NVIDIA Vera Rubin POD Platform
NVIDIA introduced the Vera Rubin POD, a comprehensive AI supercomputer platform purpose-built for agentic AI workloads. The system scales to 40 racks with 1.2 quadrillion transistors, nearly 20,000 NVIDIA dies, and 1,152 Rubin GPUs delivering 60 exaflops of compute power with 10 PB/s total scale-up bandwidth.
Five Specialized Rack-Scale Systems
The Vera Rubin POD integrates five purpose-built rack-scale systems:
- NVL72: Core compute engine with 72 Rubin GPUs and 36 Vera CPUs, optimized for the four AI scaling laws (pretraining, post-training, test-time scaling, agentic scaling). Delivers up to 4x better training performance and 10x better inference performance per watt compared to Blackwell.

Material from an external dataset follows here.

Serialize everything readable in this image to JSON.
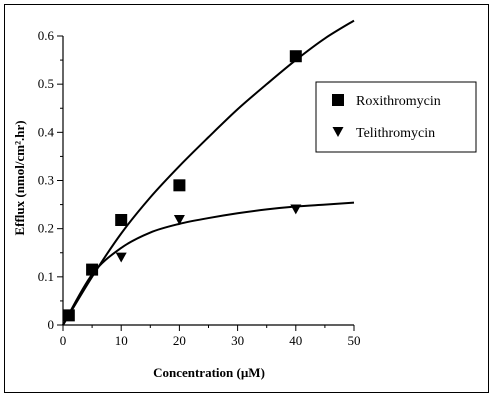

- Groq 3 LPX: Enables low-latency inference with 256 LPUs per rack
- Vera CPU: Provides 256 CPUs per rack for large-scale reinforcement learning and sandboxed environments
- BlueField-4 STX: AI-native storage with CMX technology for KV cache management
- Spectrum-6 SPX: Silicon photonics-based networking for low-latency, resilient connectivity
Co-Design Across Seven Chip Types
The platform represents extreme co-design spanning seven chip types across compute, networking, and storage domains. All systems leverage the third-generation NVIDIA MGX rack architecture with two design variants: the MGX NVL rack connected via NVLink, and the new MGX ETL rack connected via Spectrum-X Ethernet or Groq 3 LPU direct chip-to-chip links.
Infrastructure Features for Agentic AI
Key innovations include modular cable-free design, dynamic power steering, rack-level energy storage, intelligent power smoothing, and 45°C liquid cooling. The open MGX standard and 80+ partner ecosystem accelerate deployment and support global supply chains for large-scale AI system deployments.